Concernant les cas, je partage complètement la démarche pédagogique que nous devons suivre vis-à-vis de nos collègues. Nous devons définir ce qu'est réellement la méconduite scientifique. Mais il y a très peu de cas rendus publics pour lesquels l'affaire est allée jusqu'à son terme. Or, c'est sur ces cas que nous pourrions bâtir un argumentaire.
Il y a toutefois le cas du biologiste Olivier Voinnet, médaille d'argent du CNRS, et médaille d'or de l'organisation européenne de biologie moléculaire (EMBO).
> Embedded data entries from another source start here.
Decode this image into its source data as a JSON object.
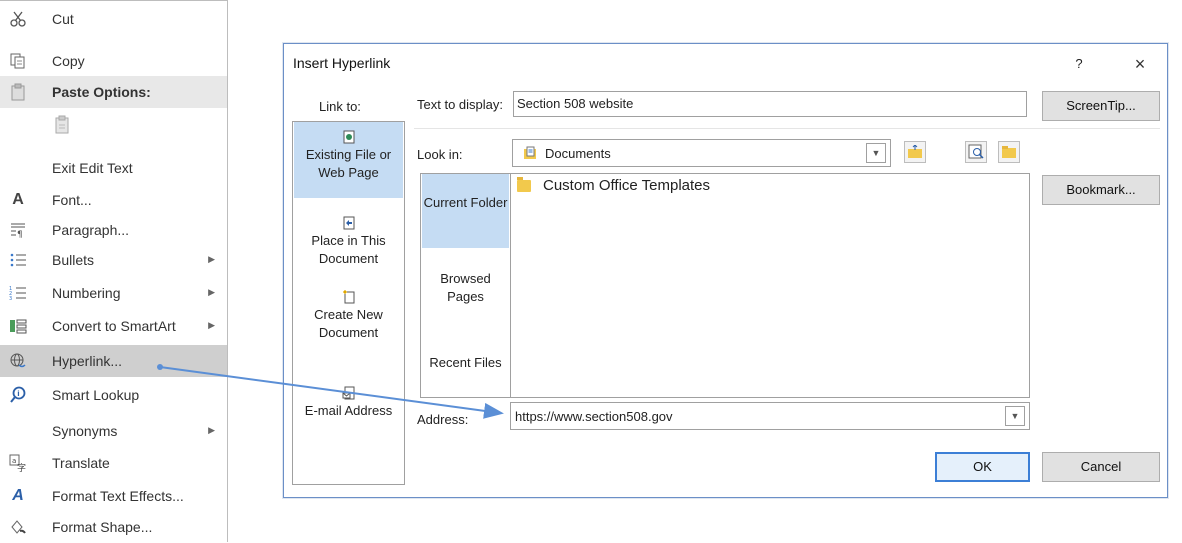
{
  "context_menu": {
    "cut": "Cut",
    "copy": "Copy",
    "paste_options": "Paste Options:",
    "exit_edit_text": "Exit Edit Text",
    "font": "Font...",
    "paragraph": "Paragraph...",
    "bullets": "Bullets",
    "numbering": "Numbering",
    "convert_smartart": "Convert to SmartArt",
    "hyperlink": "Hyperlink...",
    "smart_lookup": "Smart Lookup",
    "synonyms": "Synonyms",
    "translate": "Translate",
    "format_text_effects": "Format Text Effects...",
    "format_shape": "Format Shape..."
  },
  "dialog": {
    "title": "Insert Hyperlink",
    "help": "?",
    "close": "×",
    "link_to_label": "Link to:",
    "link_to_items": {
      "existing": "Existing File or Web Page",
      "place": "Place in This Document",
      "create_new": "Create New Document",
      "email": "E-mail Address"
    },
    "text_to_display_label": "Text to display:",
    "text_to_display_value": "Section 508 website",
    "screentip_button": "ScreenTip...",
    "look_in_label": "Look in:",
    "look_in_value": "Documents",
    "nav_items": {
      "current_folder": "Current Folder",
      "browsed_pages": "Browsed Pages",
      "recent_files": "Recent Files"
    },
    "files": [
      "Custom Office Templates"
    ],
    "bookmark_button": "Bookmark...",
    "address_label": "Address:",
    "address_value": "https://www.section508.gov",
    "ok_button": "OK",
    "cancel_button": "Cancel"
  },
  "colors": {
    "accent": "#3c7fd6",
    "selection": "#c5dcf3",
    "arrow": "#5b8fd6"
  }
}
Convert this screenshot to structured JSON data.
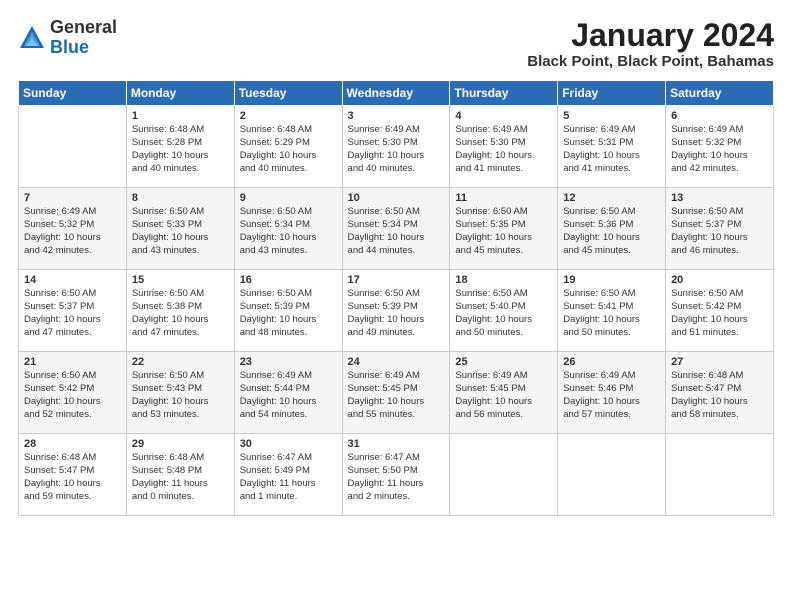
{
  "logo": {
    "general": "General",
    "blue": "Blue"
  },
  "title": "January 2024",
  "subtitle": "Black Point, Black Point, Bahamas",
  "days_of_week": [
    "Sunday",
    "Monday",
    "Tuesday",
    "Wednesday",
    "Thursday",
    "Friday",
    "Saturday"
  ],
  "weeks": [
    [
      {
        "day": "",
        "text": ""
      },
      {
        "day": "1",
        "text": "Sunrise: 6:48 AM\nSunset: 5:28 PM\nDaylight: 10 hours\nand 40 minutes."
      },
      {
        "day": "2",
        "text": "Sunrise: 6:48 AM\nSunset: 5:29 PM\nDaylight: 10 hours\nand 40 minutes."
      },
      {
        "day": "3",
        "text": "Sunrise: 6:49 AM\nSunset: 5:30 PM\nDaylight: 10 hours\nand 40 minutes."
      },
      {
        "day": "4",
        "text": "Sunrise: 6:49 AM\nSunset: 5:30 PM\nDaylight: 10 hours\nand 41 minutes."
      },
      {
        "day": "5",
        "text": "Sunrise: 6:49 AM\nSunset: 5:31 PM\nDaylight: 10 hours\nand 41 minutes."
      },
      {
        "day": "6",
        "text": "Sunrise: 6:49 AM\nSunset: 5:32 PM\nDaylight: 10 hours\nand 42 minutes."
      }
    ],
    [
      {
        "day": "7",
        "text": "Sunrise: 6:49 AM\nSunset: 5:32 PM\nDaylight: 10 hours\nand 42 minutes."
      },
      {
        "day": "8",
        "text": "Sunrise: 6:50 AM\nSunset: 5:33 PM\nDaylight: 10 hours\nand 43 minutes."
      },
      {
        "day": "9",
        "text": "Sunrise: 6:50 AM\nSunset: 5:34 PM\nDaylight: 10 hours\nand 43 minutes."
      },
      {
        "day": "10",
        "text": "Sunrise: 6:50 AM\nSunset: 5:34 PM\nDaylight: 10 hours\nand 44 minutes."
      },
      {
        "day": "11",
        "text": "Sunrise: 6:50 AM\nSunset: 5:35 PM\nDaylight: 10 hours\nand 45 minutes."
      },
      {
        "day": "12",
        "text": "Sunrise: 6:50 AM\nSunset: 5:36 PM\nDaylight: 10 hours\nand 45 minutes."
      },
      {
        "day": "13",
        "text": "Sunrise: 6:50 AM\nSunset: 5:37 PM\nDaylight: 10 hours\nand 46 minutes."
      }
    ],
    [
      {
        "day": "14",
        "text": "Sunrise: 6:50 AM\nSunset: 5:37 PM\nDaylight: 10 hours\nand 47 minutes."
      },
      {
        "day": "15",
        "text": "Sunrise: 6:50 AM\nSunset: 5:38 PM\nDaylight: 10 hours\nand 47 minutes."
      },
      {
        "day": "16",
        "text": "Sunrise: 6:50 AM\nSunset: 5:39 PM\nDaylight: 10 hours\nand 48 minutes."
      },
      {
        "day": "17",
        "text": "Sunrise: 6:50 AM\nSunset: 5:39 PM\nDaylight: 10 hours\nand 49 minutes."
      },
      {
        "day": "18",
        "text": "Sunrise: 6:50 AM\nSunset: 5:40 PM\nDaylight: 10 hours\nand 50 minutes."
      },
      {
        "day": "19",
        "text": "Sunrise: 6:50 AM\nSunset: 5:41 PM\nDaylight: 10 hours\nand 50 minutes."
      },
      {
        "day": "20",
        "text": "Sunrise: 6:50 AM\nSunset: 5:42 PM\nDaylight: 10 hours\nand 51 minutes."
      }
    ],
    [
      {
        "day": "21",
        "text": "Sunrise: 6:50 AM\nSunset: 5:42 PM\nDaylight: 10 hours\nand 52 minutes."
      },
      {
        "day": "22",
        "text": "Sunrise: 6:50 AM\nSunset: 5:43 PM\nDaylight: 10 hours\nand 53 minutes."
      },
      {
        "day": "23",
        "text": "Sunrise: 6:49 AM\nSunset: 5:44 PM\nDaylight: 10 hours\nand 54 minutes."
      },
      {
        "day": "24",
        "text": "Sunrise: 6:49 AM\nSunset: 5:45 PM\nDaylight: 10 hours\nand 55 minutes."
      },
      {
        "day": "25",
        "text": "Sunrise: 6:49 AM\nSunset: 5:45 PM\nDaylight: 10 hours\nand 56 minutes."
      },
      {
        "day": "26",
        "text": "Sunrise: 6:49 AM\nSunset: 5:46 PM\nDaylight: 10 hours\nand 57 minutes."
      },
      {
        "day": "27",
        "text": "Sunrise: 6:48 AM\nSunset: 5:47 PM\nDaylight: 10 hours\nand 58 minutes."
      }
    ],
    [
      {
        "day": "28",
        "text": "Sunrise: 6:48 AM\nSunset: 5:47 PM\nDaylight: 10 hours\nand 59 minutes."
      },
      {
        "day": "29",
        "text": "Sunrise: 6:48 AM\nSunset: 5:48 PM\nDaylight: 11 hours\nand 0 minutes."
      },
      {
        "day": "30",
        "text": "Sunrise: 6:47 AM\nSunset: 5:49 PM\nDaylight: 11 hours\nand 1 minute."
      },
      {
        "day": "31",
        "text": "Sunrise: 6:47 AM\nSunset: 5:50 PM\nDaylight: 11 hours\nand 2 minutes."
      },
      {
        "day": "",
        "text": ""
      },
      {
        "day": "",
        "text": ""
      },
      {
        "day": "",
        "text": ""
      }
    ]
  ]
}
À son époque, il a été considéré comme l'un des spécialistes mondiaux de la biologie des ARN. À la suite de différents signalements, il a rétracté huit de ses articles, et corrigé une vingtaine.
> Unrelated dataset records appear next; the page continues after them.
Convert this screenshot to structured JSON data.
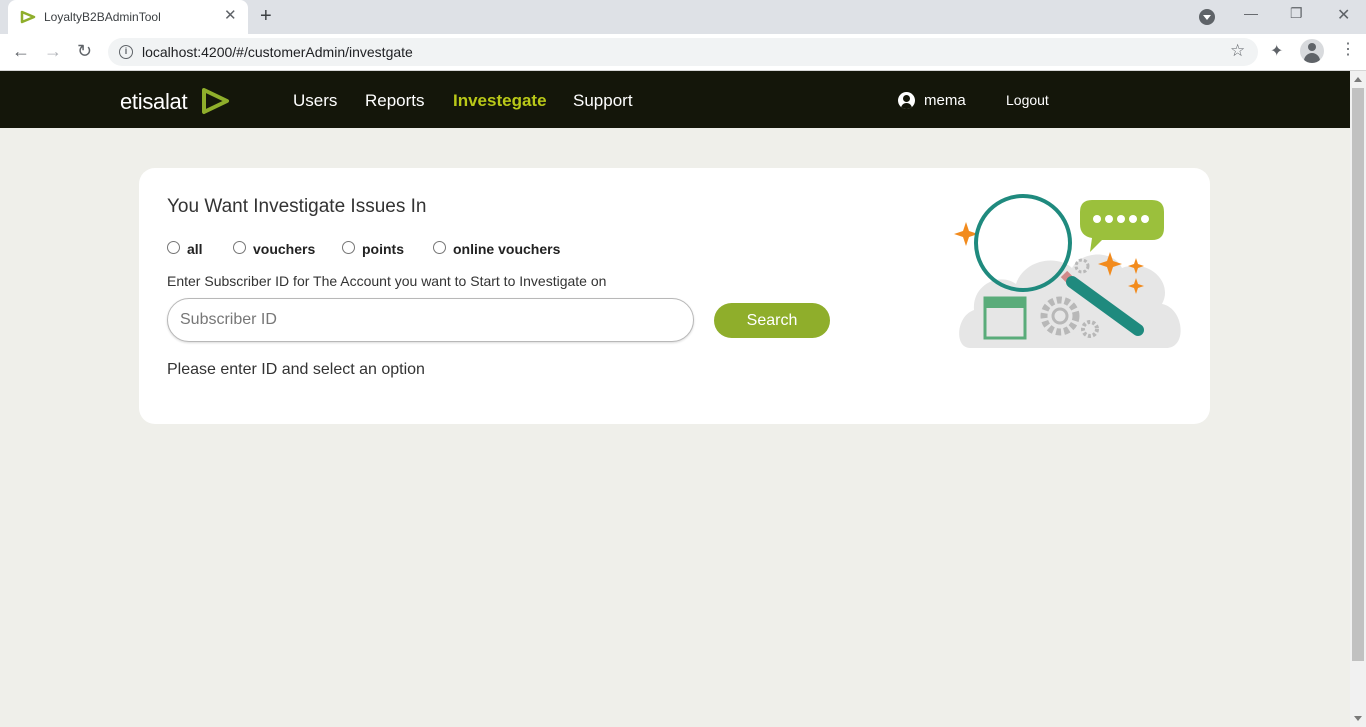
{
  "browser": {
    "tab_title": "LoyaltyB2BAdminTool",
    "url": "localhost:4200/#/customerAdmin/investgate",
    "tab_close_glyph": "✕",
    "new_tab_glyph": "+"
  },
  "header": {
    "logo_text": "etisalat",
    "nav": [
      {
        "label": "Users",
        "active": false
      },
      {
        "label": "Reports",
        "active": false
      },
      {
        "label": "Investegate",
        "active": true
      },
      {
        "label": "Support",
        "active": false
      }
    ],
    "username": "mema",
    "logout_label": "Logout"
  },
  "card": {
    "title": "You Want Investigate Issues In",
    "options": [
      {
        "label": "all",
        "checked": false
      },
      {
        "label": "vouchers",
        "checked": false
      },
      {
        "label": "points",
        "checked": false
      },
      {
        "label": "online vouchers",
        "checked": false
      }
    ],
    "prompt": "Enter Subscriber ID for The Account you want to Start to Investigate on",
    "input_placeholder": "Subscriber ID",
    "input_value": "",
    "search_label": "Search",
    "status_message": "Please enter ID and select an option"
  },
  "colors": {
    "header_bg": "#14160a",
    "active_nav": "#b9c818",
    "button": "#8fae2b",
    "page_bg": "#efefea"
  },
  "icons": {
    "favicon": "etisalat-logo-icon",
    "illustration": "magnifier-search-illustration"
  }
}
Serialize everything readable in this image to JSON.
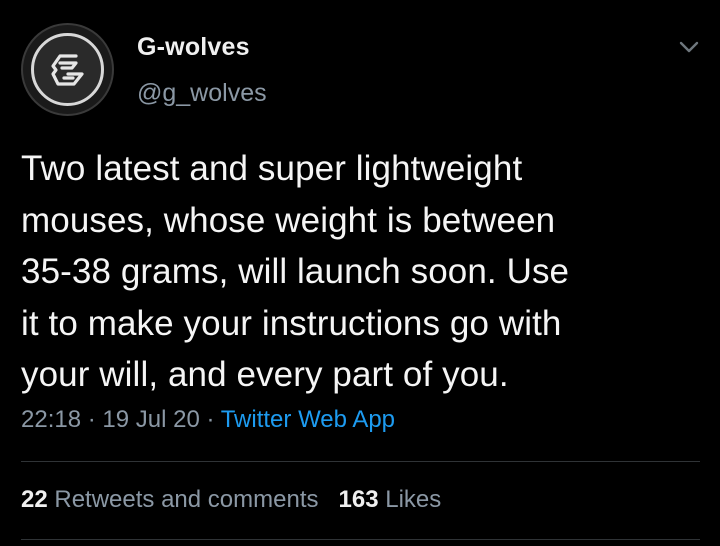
{
  "tweet": {
    "author": {
      "display_name": "G-wolves",
      "handle": "@g_wolves",
      "avatar_icon": "g-wolves-logo-icon"
    },
    "menu_icon": "chevron-down-icon",
    "text": "Two latest and super lightweight\nmouses, whose weight is between\n35-38 grams, will launch soon. Use\nit to make your instructions go with\nyour will, and every part of you.",
    "time": "22:18",
    "separator": "·",
    "date": "19 Jul 20",
    "source": "Twitter Web App",
    "stats": {
      "retweets_count": "22",
      "retweets_label": "Retweets and comments",
      "likes_count": "163",
      "likes_label": "Likes"
    }
  },
  "colors": {
    "background": "#000000",
    "text": "#f5f5f5",
    "secondary_text": "#8b98a5",
    "link": "#1d9bf0",
    "divider": "#2f3336"
  }
}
Conscient des méconduites commises, il s'est livré à plusieurs reprises, lors de séminaires, sur le mécanisme qui l'a entraîné à commettre ces fautes. Après avoir fait une dépression sévère, en parler était, pour lui, la seule façon de se sortir de cette situation, sur le plan moral et personnel. Il a décrit une situation où il était grisé par le succès. Sa renommée lui a valu d'être utilisé par les institutions qui le finançaient, pour obtenir elles-mêmes des financements. Il s'est retrouvé à encadrer une quarantaine de doctorants, répartis dans trois instituts, en France, en Suisse et ailleurs. Dans cette situation, il ne faisait plus le métier de chercheur mais « vendait du Voinnet ».
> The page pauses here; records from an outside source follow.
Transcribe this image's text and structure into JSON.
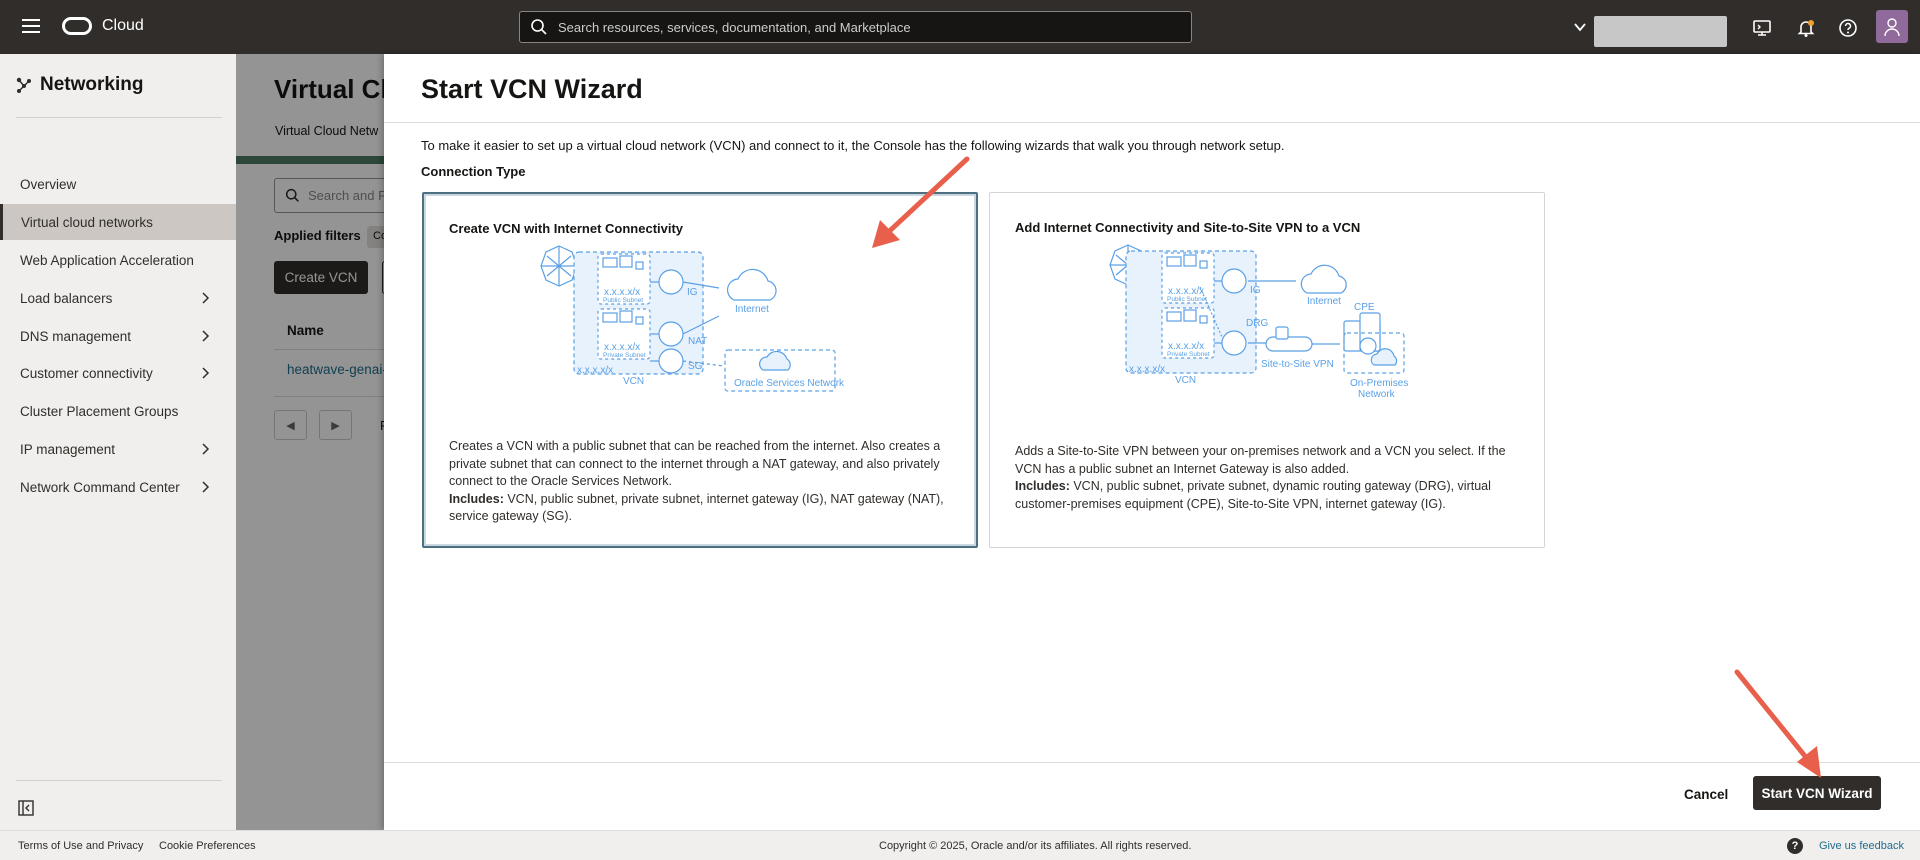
{
  "header": {
    "brand": "Cloud",
    "search_placeholder": "Search resources, services, documentation, and Marketplace"
  },
  "sidebar": {
    "title": "Networking",
    "items": [
      {
        "label": "Overview",
        "chevron": false,
        "active": false
      },
      {
        "label": "Virtual cloud networks",
        "chevron": false,
        "active": true
      },
      {
        "label": "Web Application Acceleration",
        "chevron": false,
        "active": false
      },
      {
        "label": "Load balancers",
        "chevron": true,
        "active": false
      },
      {
        "label": "DNS management",
        "chevron": true,
        "active": false
      },
      {
        "label": "Customer connectivity",
        "chevron": true,
        "active": false
      },
      {
        "label": "Cluster Placement Groups",
        "chevron": false,
        "active": false
      },
      {
        "label": "IP management",
        "chevron": true,
        "active": false
      },
      {
        "label": "Network Command Center",
        "chevron": true,
        "active": false
      }
    ]
  },
  "page": {
    "title": "Virtual Cl",
    "subtitle": "Virtual Cloud Netw",
    "search_placeholder": "Search and Fi",
    "applied_filters": "Applied filters",
    "filter_chip": "Co",
    "create_button": "Create VCN",
    "column_name": "Name",
    "row_link": "heatwave-genai-",
    "pager_text": "P"
  },
  "panel": {
    "title": "Start VCN Wizard",
    "intro": "To make it easier to set up a virtual cloud network (VCN) and connect to it, the Console has the following wizards that walk you through network setup.",
    "connection_type": "Connection Type",
    "cards": [
      {
        "title": "Create VCN with Internet Connectivity",
        "description": "Creates a VCN with a public subnet that can be reached from the internet. Also creates a private subnet that can connect to the internet through a NAT gateway, and also privately connect to the Oracle Services Network.",
        "includes_label": "Includes:",
        "includes": " VCN, public subnet, private subnet, internet gateway (IG), NAT gateway (NAT), service gateway (SG).",
        "selected": true,
        "diagram": {
          "cidr1": "x.x.x.x/x",
          "public_subnet": "Public Subnet",
          "cidr2": "x.x.x.x/x",
          "private_subnet": "Private Subnet",
          "cidr3": "x.x.x.x/x",
          "vcn": "VCN",
          "ig": "IG",
          "nat": "NAT",
          "sg": "SG",
          "internet": "Internet",
          "osn": "Oracle Services Network"
        }
      },
      {
        "title": "Add Internet Connectivity and Site-to-Site VPN to a VCN",
        "description": "Adds a Site-to-Site VPN between your on-premises network and a VCN you select. If the VCN has a public subnet an Internet Gateway is also added.",
        "includes_label": "Includes:",
        "includes": " VCN, public subnet, private subnet, dynamic routing gateway (DRG), virtual customer-premises equipment (CPE), Site-to-Site VPN, internet gateway (IG).",
        "selected": false,
        "diagram": {
          "cidr1": "x.x.x.x/x",
          "public_subnet": "Public Subnet",
          "cidr2": "x.x.x.x/x",
          "private_subnet": "Private Subnet",
          "cidr3": "x.x.x.x/x",
          "vcn": "VCN",
          "ig": "IG",
          "drg": "DRG",
          "internet": "Internet",
          "vpn": "Site-to-Site VPN",
          "cpe": "CPE",
          "onprem1": "On-Premises",
          "onprem2": "Network"
        }
      }
    ],
    "cancel": "Cancel",
    "start_button": "Start VCN Wizard"
  },
  "footer": {
    "terms": "Terms of Use and Privacy",
    "cookies": "Cookie Preferences",
    "copyright": "Copyright © 2025, Oracle and/or its affiliates. All rights reserved.",
    "feedback": "Give us feedback"
  },
  "colors": {
    "topbar": "#312d2a",
    "diagram_blue": "#5aa0e6",
    "link": "#1e6e8e",
    "annotation_arrow": "#e8604c"
  }
}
Sans juger de sa sincérité, on peut rapporter son interprétation de la survenue de la fraude : cet élan collectif pourrait avoir incité les étudiants qu'il encadrait à arranger les résultats, pour qu'ils se conforment à la pensée de leur maître et de leur laboratoire, pensée qui était reconnue à l'échelle internationale. Aujourd'hui, il continue son travail de recherche dans un seul laboratoire, et encadre quatre ou cinq étudiants. Il estime qu'il fait maintenant un bon travail de recherche et qu'il vit mieux, tout en reconnaissant que sa précédente conduite est condamnable.